Image: Terrestrial planets can evolve in three scenarios of land/ocean distribution: covered by lands, oceans or an equal mix of both. The land-covered planet is the most probable scenario ( around 80%), while our “equal mix” Earth (<1% chance) is even more unique than previously thought. Credit: Europlanet 2024 RI/T Roger.

When the authors included CO2 outgassing in their model as well as the long-term carbonate-silicate cycle, they found only a 5 K average surface temperature difference between the land planet outcome and the ocean planet. But the scientists point out that a land planet’s climate would be considerably different from our own, accounting for the difference in flora and fauna that Spohn alludes to above: “…we would expect that the land planet has a substantially dryer, colder and harsher climate,” they write in their presentation abstract, “possibly with extended cold deserts in comparison with the ocean planet and with the present-day Earth.”

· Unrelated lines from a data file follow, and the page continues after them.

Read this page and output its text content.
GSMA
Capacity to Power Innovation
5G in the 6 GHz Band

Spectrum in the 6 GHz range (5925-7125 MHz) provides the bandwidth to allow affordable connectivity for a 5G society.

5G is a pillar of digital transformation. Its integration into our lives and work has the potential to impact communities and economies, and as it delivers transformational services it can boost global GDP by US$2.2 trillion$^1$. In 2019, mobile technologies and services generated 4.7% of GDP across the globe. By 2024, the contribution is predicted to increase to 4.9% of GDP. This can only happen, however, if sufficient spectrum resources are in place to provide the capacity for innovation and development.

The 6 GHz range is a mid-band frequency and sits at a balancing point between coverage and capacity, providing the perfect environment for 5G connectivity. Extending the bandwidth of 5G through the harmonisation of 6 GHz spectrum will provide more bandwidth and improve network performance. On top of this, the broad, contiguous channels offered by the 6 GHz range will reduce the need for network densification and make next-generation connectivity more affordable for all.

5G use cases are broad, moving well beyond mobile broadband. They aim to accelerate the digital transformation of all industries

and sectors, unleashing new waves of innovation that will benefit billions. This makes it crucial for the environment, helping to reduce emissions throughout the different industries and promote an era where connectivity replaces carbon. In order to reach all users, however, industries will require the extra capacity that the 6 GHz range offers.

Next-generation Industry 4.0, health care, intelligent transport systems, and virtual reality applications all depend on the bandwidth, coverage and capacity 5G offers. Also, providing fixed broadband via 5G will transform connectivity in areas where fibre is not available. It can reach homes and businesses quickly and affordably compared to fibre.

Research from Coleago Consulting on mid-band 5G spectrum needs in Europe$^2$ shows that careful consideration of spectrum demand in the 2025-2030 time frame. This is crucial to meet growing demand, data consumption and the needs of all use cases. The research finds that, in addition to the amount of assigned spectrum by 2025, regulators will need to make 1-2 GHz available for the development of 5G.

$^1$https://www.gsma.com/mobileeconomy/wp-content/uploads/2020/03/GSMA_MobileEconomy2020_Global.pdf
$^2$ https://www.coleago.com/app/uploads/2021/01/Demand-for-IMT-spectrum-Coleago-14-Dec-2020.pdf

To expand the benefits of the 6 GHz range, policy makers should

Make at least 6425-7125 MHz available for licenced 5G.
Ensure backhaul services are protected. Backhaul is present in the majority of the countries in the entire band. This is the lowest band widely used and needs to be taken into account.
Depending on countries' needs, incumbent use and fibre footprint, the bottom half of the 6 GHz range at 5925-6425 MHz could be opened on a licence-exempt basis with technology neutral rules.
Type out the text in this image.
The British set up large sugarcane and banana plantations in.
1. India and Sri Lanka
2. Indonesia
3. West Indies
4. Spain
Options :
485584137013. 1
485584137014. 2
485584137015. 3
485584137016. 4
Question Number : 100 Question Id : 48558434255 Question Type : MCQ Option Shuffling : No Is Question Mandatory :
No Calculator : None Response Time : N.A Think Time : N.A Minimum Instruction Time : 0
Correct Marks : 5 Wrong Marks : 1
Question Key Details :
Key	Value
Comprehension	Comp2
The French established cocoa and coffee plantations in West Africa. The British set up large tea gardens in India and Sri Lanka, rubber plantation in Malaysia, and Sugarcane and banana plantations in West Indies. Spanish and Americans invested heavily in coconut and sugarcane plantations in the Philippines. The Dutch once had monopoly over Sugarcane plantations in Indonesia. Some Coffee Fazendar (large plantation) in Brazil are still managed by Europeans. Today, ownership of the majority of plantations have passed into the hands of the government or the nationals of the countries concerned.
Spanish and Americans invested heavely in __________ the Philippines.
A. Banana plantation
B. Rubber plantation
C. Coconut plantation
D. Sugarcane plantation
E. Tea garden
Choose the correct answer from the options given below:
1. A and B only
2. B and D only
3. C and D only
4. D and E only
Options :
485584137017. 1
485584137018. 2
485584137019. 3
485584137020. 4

We need look no further than Earth’s geological history to see analogues. A land planet scenario produces the kind of climate that Earth would have had in the Pleistocene, while the ocean planet conditions are similar to the climate in Earth’s Paleocene. We’ll see how these numbers stack up when this work evolves out of the conference presentation stage and into a formal paper, but if they hold, the implications for habitable planet detection seem clear. We’re far more likely to find land planets and water worlds than the expected ‘pale blue dot’ signature characteristic of Earth.

The presentation is Spohn, T. and Hoening, D., “Land/Ocean Surface Diversity on Earth-like (Exo)planets: Implications for Habitability,” Europlanet Science Congress 2022, Granada, Spain, 18–23 Sep 2022, EPSC2022-506, 2022. Abstract. See also this useful overview on habitability and its geological constraints: Dehant et al., “Geoscience for understanding habitability in the solar system and beyond,” Space Science Reviews 215, 42 (20 August 2019).Abstract.